The world can be overwhelming. Period!
Each of us has a can only take so much pressure or stimulation. We each have a mental “glass-ceiling”.
This limit was recognised over 100 years ago by US psychologists Robert Yerkes and John Dillingham Dodgson. Their model followed a classic bell curve. In plotting performance against arousal they showed that whilst performance does indeed increase with increases in arousal, there is a point at which the increase stops. Performance quickly diminishes thereafter as we become overwhelmed by excessive and often unresolvable demand.
Person to person the line on the graph might plot the same, but the scale is unique. Quite simply, my capacity to steer myself through the demands of life can be significantly different from yours.
Overwhelmed and immobilised
Each of us is the product of infinite influence. A myriad of minute experiences through our lives, quietly shaped by our interactions and experience. Often these are punctuated by bigger more visable, and memorable events. Each moment of every day we (generally unconsciously) practice our responses to external stimuli. Getting subtly better each time, like the concert pianist preparing their recital until the perfection of their performance is habitual.
In uncertain times, we all have to work harder to be ourselves. In challenging times, it is harder to engage the reflective and rational. Under stress our cognition is compromised. Our habits and heuristics thereafter assume the director’s role in the movies of our lives. This includes our directing emotional reactions.
In uncertain times it is easy to become overwhelmed. We are so busy trying to survive in those moments that the parts of us which might otherwise engage objective or balanced reflection is disengaged. Everything becomes a challenge. Even the mundane proves impossible.
One moment at a time
Meaningful change is tough for most of us at the best of time. Under challenge, when we are lost in unconscious survival loops, what hope is there? What chance to reflect or to adapt?
We need to redefine the playing field. Professional and life-coaches often talk about achievable goals. What can we do in that moment? Sometime we must let-go of the long-term, forget the big plans. Quality of life is not about grandiose schemes of betterment or ambition, it is about the now.
We need to set ourselves up for success. And that might mean no more than what can I do right now? These can be simple but necessary tasks, clean our teeth, plant some seeds in the garden, get the laundry done etc.
Little micro achievements. One moment at a time. One thing at a time. Maybe not world changing, but often potentially life changing as we realise we can take back control.
Remember feedback!
Lastly, we need feedback.

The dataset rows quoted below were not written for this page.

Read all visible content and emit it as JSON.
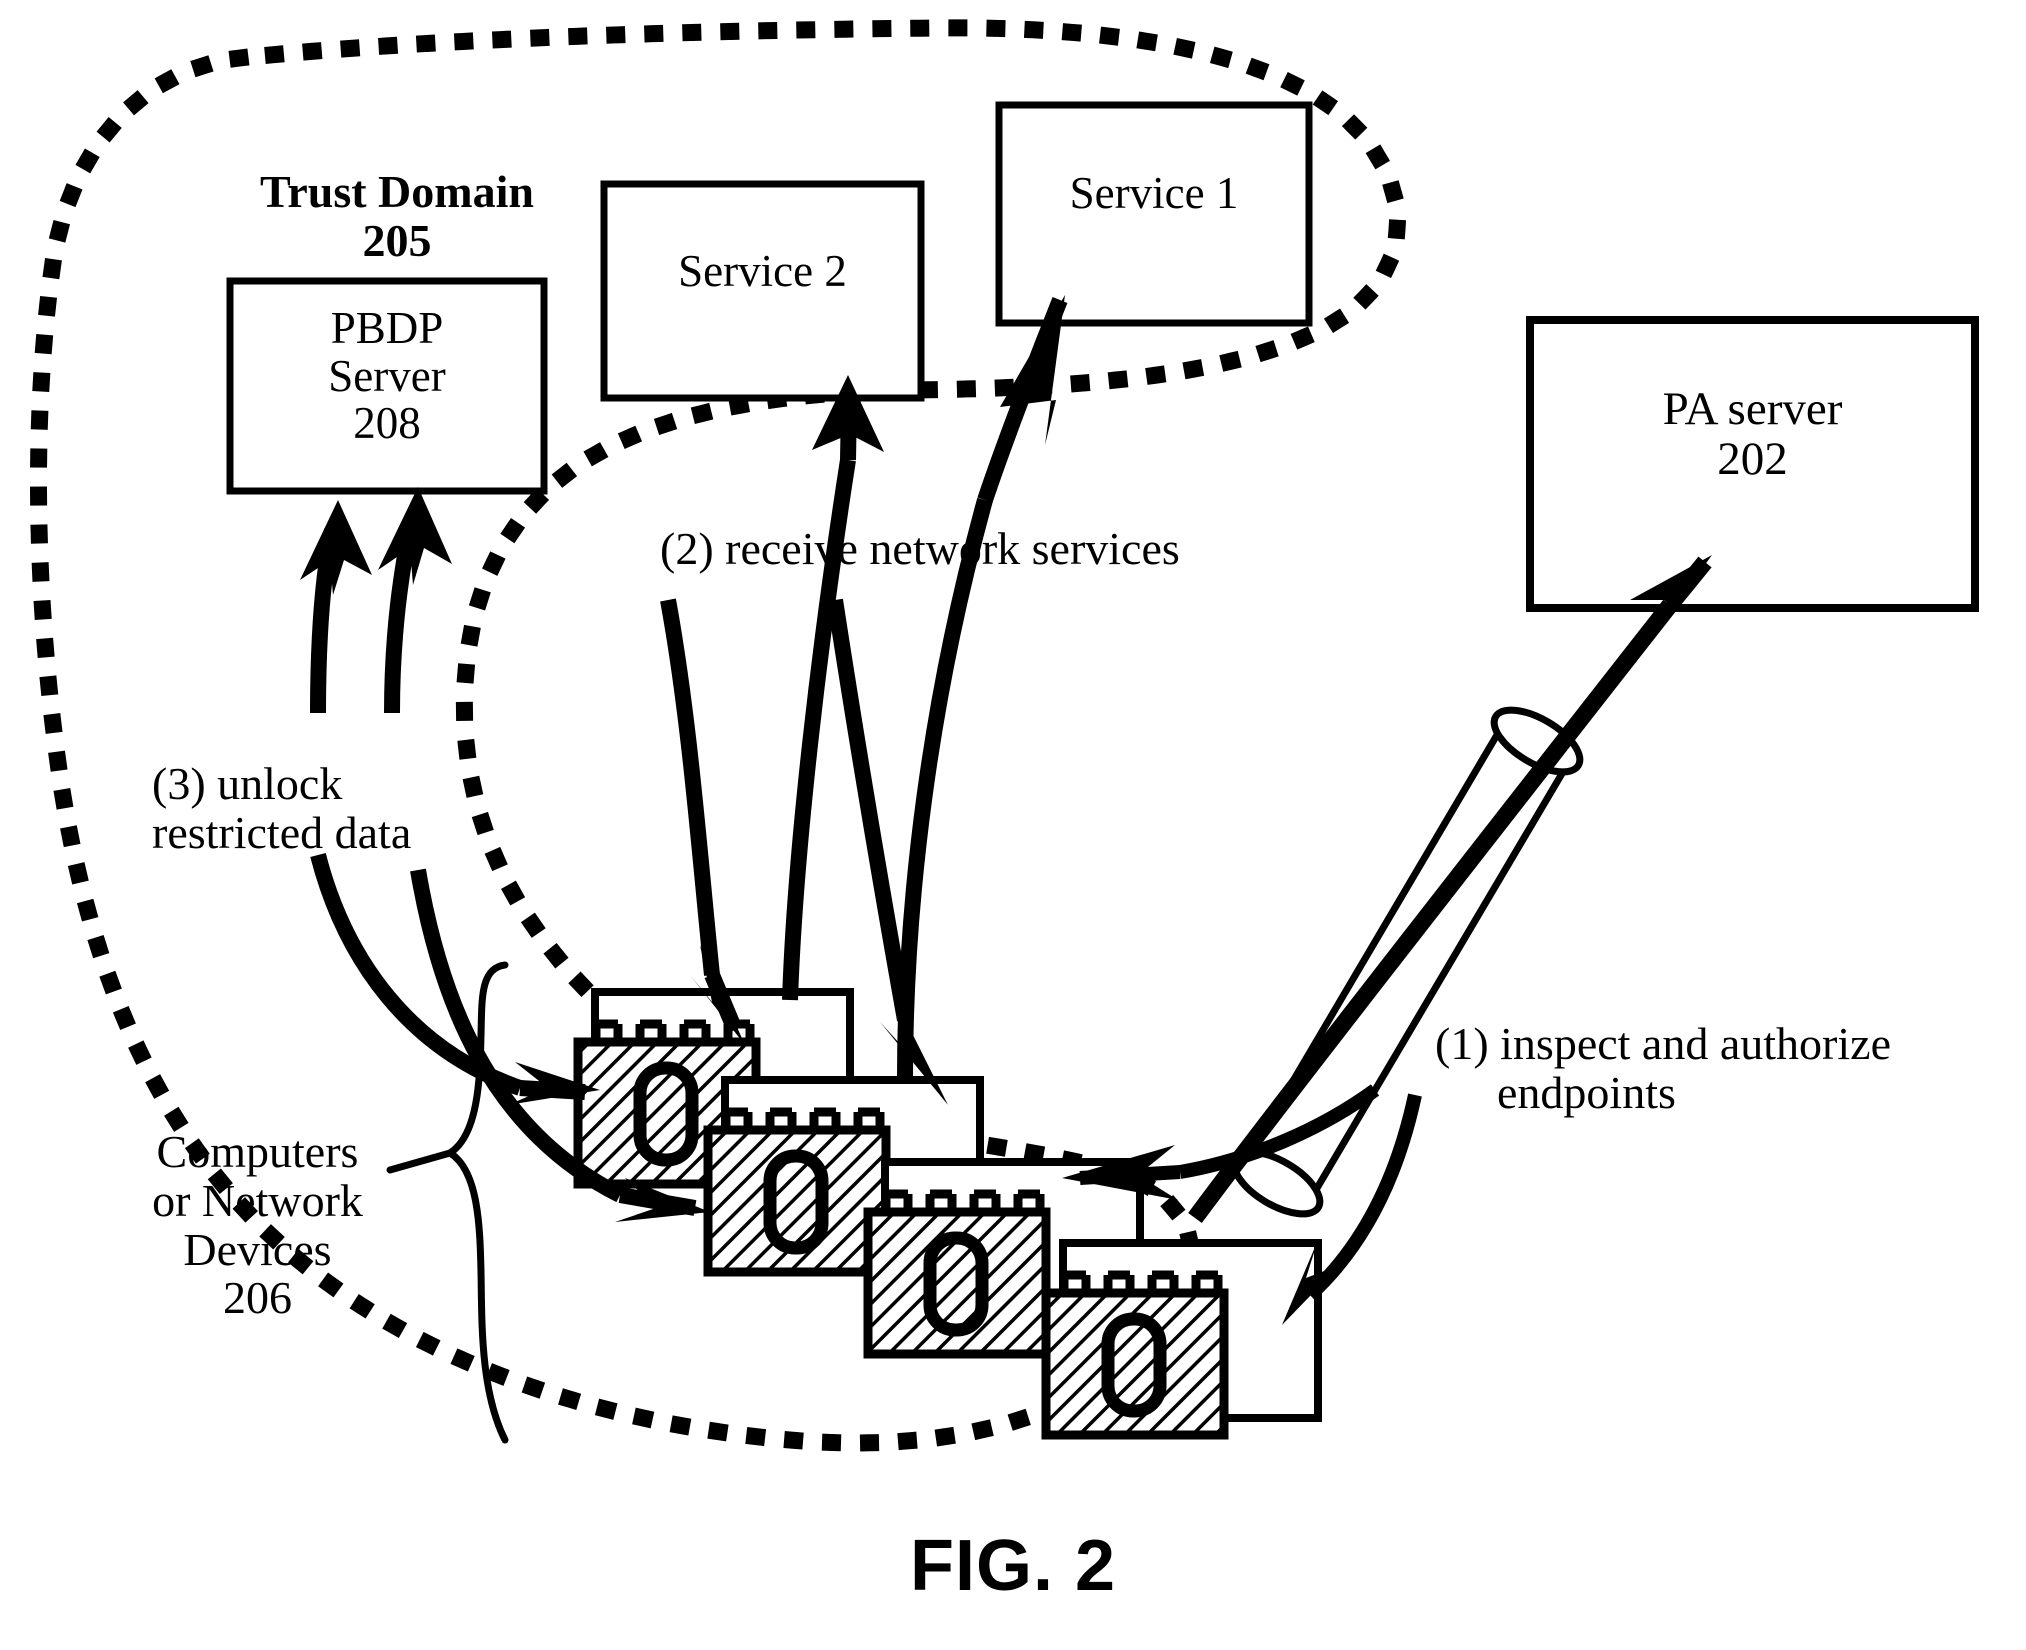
{
  "figure": {
    "caption": "FIG. 2",
    "domain_label_line1": "Trust Domain",
    "domain_label_line2": "205"
  },
  "nodes": {
    "pbdp_server": {
      "line1": "PBDP",
      "line2": "Server",
      "line3": "208"
    },
    "service2": {
      "label": "Service 2"
    },
    "service1": {
      "label": "Service 1"
    },
    "pa_server": {
      "line1": "PA server",
      "line2": "202"
    },
    "endpoints": {
      "line1": "Computers",
      "line2": "or Network",
      "line3": "Devices",
      "line4": "206",
      "device_glyph": "0",
      "device_count": 4
    }
  },
  "flows": {
    "step1": {
      "line1": "(1) inspect and authorize",
      "line2": "endpoints"
    },
    "step2": {
      "line1": "(2) receive network services"
    },
    "step3": {
      "line1": "(3) unlock",
      "line2": "restricted data"
    }
  },
  "colors": {
    "stroke": "#000000",
    "fill": "#ffffff",
    "background": "#ffffff"
  },
  "chart_data": {
    "type": "diagram",
    "title": "FIG. 2",
    "nodes": [
      {
        "id": "205",
        "label": "Trust Domain 205",
        "shape": "dotted-boundary"
      },
      {
        "id": "208",
        "label": "PBDP Server 208",
        "shape": "rectangle"
      },
      {
        "id": "service2",
        "label": "Service 2",
        "shape": "rectangle"
      },
      {
        "id": "service1",
        "label": "Service 1",
        "shape": "rectangle"
      },
      {
        "id": "202",
        "label": "PA server 202",
        "shape": "rectangle"
      },
      {
        "id": "206",
        "label": "Computers or Network Devices 206",
        "shape": "device-stack"
      }
    ],
    "edges": [
      {
        "from": "206",
        "to": "202",
        "label": "(1) inspect and authorize endpoints"
      },
      {
        "from": "206",
        "to": "service1",
        "label": "(2) receive network services"
      },
      {
        "from": "206",
        "to": "service2",
        "label": "(2) receive network services"
      },
      {
        "from": "208",
        "to": "206",
        "label": "(3) unlock restricted data"
      }
    ]
  }
}
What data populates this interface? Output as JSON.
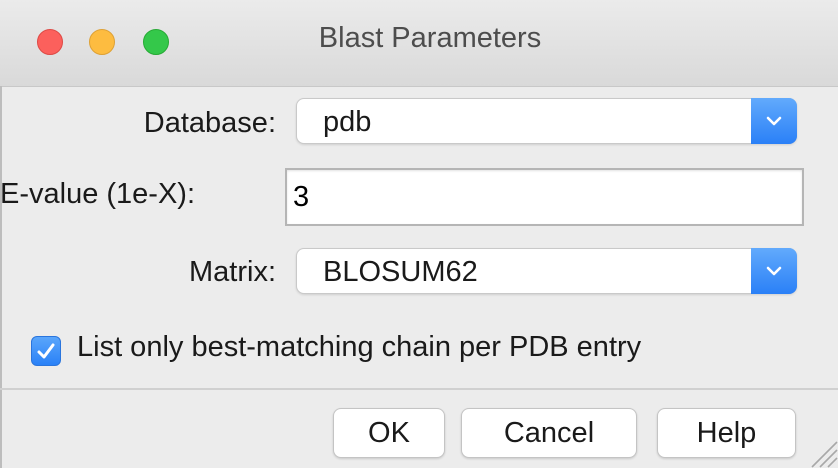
{
  "window": {
    "title": "Blast Parameters"
  },
  "form": {
    "database_label": "Database:",
    "database_value": "pdb",
    "evalue_label": "E-value (1e-X):",
    "evalue_value": "3",
    "matrix_label": "Matrix:",
    "matrix_value": "BLOSUM62",
    "best_chain_label": "List only best-matching chain per PDB entry",
    "best_chain_checked": true
  },
  "buttons": {
    "ok": "OK",
    "cancel": "Cancel",
    "help": "Help"
  },
  "colors": {
    "close": "#fc605c",
    "minimize": "#fdbc40",
    "maximize": "#34c84a",
    "accent": "#2a80f7"
  },
  "icons": {
    "popup_arrow": "chevron-down-icon",
    "check": "checkmark-icon",
    "resize": "resize-grip-icon"
  }
}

Our brain needs to know that it has done the right thing. Positive feedback provides the reward from which it learns, subtly strengthening some new neural pathway.
Celebrate the achievement. It might not seem worth a ticker-tape parade, but that is your judgement talking. When the alternative is being trapped in inaction, simply getting dressed is a powerful personal achievement.
So be kind. Be fair. Make it manageable. What can I do now? This hour? This morning? When we acknowledge the limits to our achievement for a given moment, we can frame success. In the next moment we can prepare for the next. Moment we moment we move forward, baby step by baby step.
The venerable Lao Tzu is often quoted: “A journey of a thousand miles with a single step.” We have to take that single step. And then we can take the next. How much more manageable is that journey when it is no more than a chain of achievable single steps. How much more manageable is life when we realise that we can change how we react, when we realise that we can choose our response. In the moment we can find manageable actions that help us reframe demand and so reshape our subsequent behaviour.